In diverse occasioni, su blog che gestivo nel passato, in post su Facebook o altrove, ho parlato di Parigi.
Addirittura Parigi è stata l’ambientazione, quasi naturale, di uno pseudo romanzo o racconto lungo che ho iniziato a scrivere diversi anni fa e che non ho mai concluso.
Parigi per me è sempre stata speciale. Non è stata la città dell’amore ma è la città di cui sono innamorato, da sempre. Da quando, da piccolo, seguivo mio padre nelle fiere che andava a visitare dopo aver allestito uno o più stands.
La prima volta in cui ho visto la Torre Eiffel avevo forse 7/8 anni. Eravamo in macchina e quando siamo arrivati a Parigi mi si è fermato il cuore, vedendola. E quando siamo ripartiti, sono rimasto incollato al finestrino con le lacrime agli occhi vedendola diventare sempre più piccola fino a sparire all’orizzonte.
Da quel momento è stato amore. Puro. A quello poi si è aggiunto il piacere di poter studiare, alle medie, la lingua francese per scoprirmi ancora più innamorato. Di Parigi, della Francia, del francese.
Ecco perché le notizie degli attentati, prima a gennaio contro Charlie Hebdo e poi dell’altro ieri, mi hanno profondamente scosso. Gli spari tra le gente, per le strade, nei locali, le bombe, le vittime, sono stati attentati al cuore, proprio come ho scritto su Facebook mentre, impietrito, seguivo i vari telegiornali e social network alla ricerca di informazioni.
Non che avessi dei parenti, a Parigi, sebbene i francesi lo siano, in quanto “cugini”. Non avevo amici né cari da contattare per accertarmi delle loro condizioni, sebbene quasi tutti i francesi lo siano.
Quasi tutti, specifico, perché dall’elenco devo escludere quelli che per nazionalità sono francesi ma per ideologia hanno scelto di schierarsi dalla parte opposta, imbracciando i kalashnikov.
Così, quando Facebook ha offerto la possibilità di cambiare l’immagine del profilo personale con la bandiera della Francia, non ho seguito la moda, non ho voluto fare il “figo”, non ho creduto che potesse essere utile. Ho solo pensato che potesse far sentire un minimo di vicinanza a tutte le persone coinvolte in questa terribile strage.
Che non fosse utile dal punto di vista materiale l’ho sempre saputo e non c’era bisogno che arrivassero i bacchettoni a farlo notare. Quelli che hanno voluto subito polemizzare sul fatto che la gente segua, come pecore, quella che è solo una moda passeggera e che tra pochi giorni si dimenticherà di Parigi e di tutto il resto.

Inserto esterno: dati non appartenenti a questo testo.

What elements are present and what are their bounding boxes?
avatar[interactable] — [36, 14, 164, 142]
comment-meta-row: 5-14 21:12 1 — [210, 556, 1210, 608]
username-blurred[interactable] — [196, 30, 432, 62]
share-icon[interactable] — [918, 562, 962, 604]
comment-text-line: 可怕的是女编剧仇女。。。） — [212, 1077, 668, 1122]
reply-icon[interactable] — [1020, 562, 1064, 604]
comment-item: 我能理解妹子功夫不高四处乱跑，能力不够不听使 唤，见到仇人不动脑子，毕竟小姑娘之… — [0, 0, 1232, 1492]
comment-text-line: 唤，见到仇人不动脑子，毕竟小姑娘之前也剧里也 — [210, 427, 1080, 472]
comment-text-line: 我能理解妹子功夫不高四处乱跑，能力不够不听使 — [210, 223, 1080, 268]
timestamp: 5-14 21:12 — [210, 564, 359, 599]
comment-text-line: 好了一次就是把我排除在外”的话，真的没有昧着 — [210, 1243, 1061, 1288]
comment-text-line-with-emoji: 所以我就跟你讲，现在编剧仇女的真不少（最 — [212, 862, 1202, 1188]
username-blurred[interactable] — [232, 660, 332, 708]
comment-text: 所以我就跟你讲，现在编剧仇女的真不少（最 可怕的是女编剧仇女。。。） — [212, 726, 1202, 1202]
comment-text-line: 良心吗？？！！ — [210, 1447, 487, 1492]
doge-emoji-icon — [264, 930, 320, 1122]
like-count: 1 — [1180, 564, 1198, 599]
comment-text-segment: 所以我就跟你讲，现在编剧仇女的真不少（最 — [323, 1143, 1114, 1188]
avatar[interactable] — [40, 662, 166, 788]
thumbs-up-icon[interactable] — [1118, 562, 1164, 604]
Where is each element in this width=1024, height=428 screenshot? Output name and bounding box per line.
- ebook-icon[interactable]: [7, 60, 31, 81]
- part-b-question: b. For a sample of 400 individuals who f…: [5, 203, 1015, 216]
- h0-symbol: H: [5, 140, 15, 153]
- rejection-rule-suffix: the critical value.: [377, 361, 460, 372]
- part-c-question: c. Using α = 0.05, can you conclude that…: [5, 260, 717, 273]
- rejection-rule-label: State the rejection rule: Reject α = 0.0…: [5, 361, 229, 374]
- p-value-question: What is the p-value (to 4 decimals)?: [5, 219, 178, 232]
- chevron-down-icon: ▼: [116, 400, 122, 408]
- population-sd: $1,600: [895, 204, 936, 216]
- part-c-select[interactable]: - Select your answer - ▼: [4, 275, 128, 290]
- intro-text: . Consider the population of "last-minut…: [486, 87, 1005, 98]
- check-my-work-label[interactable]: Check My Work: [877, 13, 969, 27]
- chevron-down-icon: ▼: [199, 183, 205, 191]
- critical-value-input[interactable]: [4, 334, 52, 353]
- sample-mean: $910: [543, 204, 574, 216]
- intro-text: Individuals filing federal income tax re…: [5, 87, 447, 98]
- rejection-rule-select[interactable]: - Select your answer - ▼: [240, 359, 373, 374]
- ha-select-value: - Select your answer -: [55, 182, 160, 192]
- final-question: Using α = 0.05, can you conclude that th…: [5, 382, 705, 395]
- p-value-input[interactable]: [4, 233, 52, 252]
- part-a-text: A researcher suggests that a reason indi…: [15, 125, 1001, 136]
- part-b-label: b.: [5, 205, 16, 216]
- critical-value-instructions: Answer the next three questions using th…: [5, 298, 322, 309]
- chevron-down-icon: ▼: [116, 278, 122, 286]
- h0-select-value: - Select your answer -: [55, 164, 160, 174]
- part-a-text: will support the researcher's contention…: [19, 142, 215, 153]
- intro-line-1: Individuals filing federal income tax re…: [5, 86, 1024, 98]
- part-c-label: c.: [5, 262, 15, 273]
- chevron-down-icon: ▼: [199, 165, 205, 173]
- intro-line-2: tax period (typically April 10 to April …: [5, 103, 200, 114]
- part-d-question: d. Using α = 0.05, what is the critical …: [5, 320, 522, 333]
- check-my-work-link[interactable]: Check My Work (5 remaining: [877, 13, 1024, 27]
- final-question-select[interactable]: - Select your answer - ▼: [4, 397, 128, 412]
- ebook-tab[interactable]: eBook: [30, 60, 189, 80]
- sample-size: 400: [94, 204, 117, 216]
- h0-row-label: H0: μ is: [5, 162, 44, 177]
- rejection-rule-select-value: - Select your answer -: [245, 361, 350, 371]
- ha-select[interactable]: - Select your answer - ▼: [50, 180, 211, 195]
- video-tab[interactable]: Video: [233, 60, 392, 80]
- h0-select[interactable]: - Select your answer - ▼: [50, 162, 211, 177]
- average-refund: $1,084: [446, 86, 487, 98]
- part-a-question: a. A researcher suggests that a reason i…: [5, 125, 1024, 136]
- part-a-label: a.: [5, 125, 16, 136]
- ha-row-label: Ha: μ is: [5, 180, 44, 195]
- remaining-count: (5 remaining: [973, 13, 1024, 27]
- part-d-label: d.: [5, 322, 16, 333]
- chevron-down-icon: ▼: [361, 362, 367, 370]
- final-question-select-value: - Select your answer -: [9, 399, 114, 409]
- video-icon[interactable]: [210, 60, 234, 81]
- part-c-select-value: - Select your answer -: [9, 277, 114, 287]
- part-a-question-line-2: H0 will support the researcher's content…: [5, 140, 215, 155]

Mettere la bandiera francese come immagine temporanea nel profilo, dal mio punto di vista, equivale a commentare un post pubblicato da un amico. Quando qualcuno scrive, per esempio, “mi è morto il canarino” (non voglio scomodare parenti e amici) e lo fa con dispiacere, trova un minimo di sollievo nel leggere i commenti (seri) dei propri amici che cercano di rincuorarlo.
In quei frangenti non pensa che i commenti siano inutili perché nessuno potrà ridare la vita al canarino. Non pensa che agli amici e conoscenti, del canarino, proprio non gliene freghi nulla. Condividi un momento di dolore e trovi qualcuno che, anche solo per un momento, ti è vicino.
Sapere che, in un momento così triste e doloroso per la Parigi, per la Francia, per l’Europa e per tutto il mondo schierato dalla stessa parte, c’è qualcuno che ti sostiene almeno moralmente, credo sia un buon modo per trovare le forze per risollevarsi. Se invece di uno, a sostenerti sono in milioni o miliardi, forse non ti rialzerai in fretta, ma quando sarai in piedi sarai ancora più forte di prima.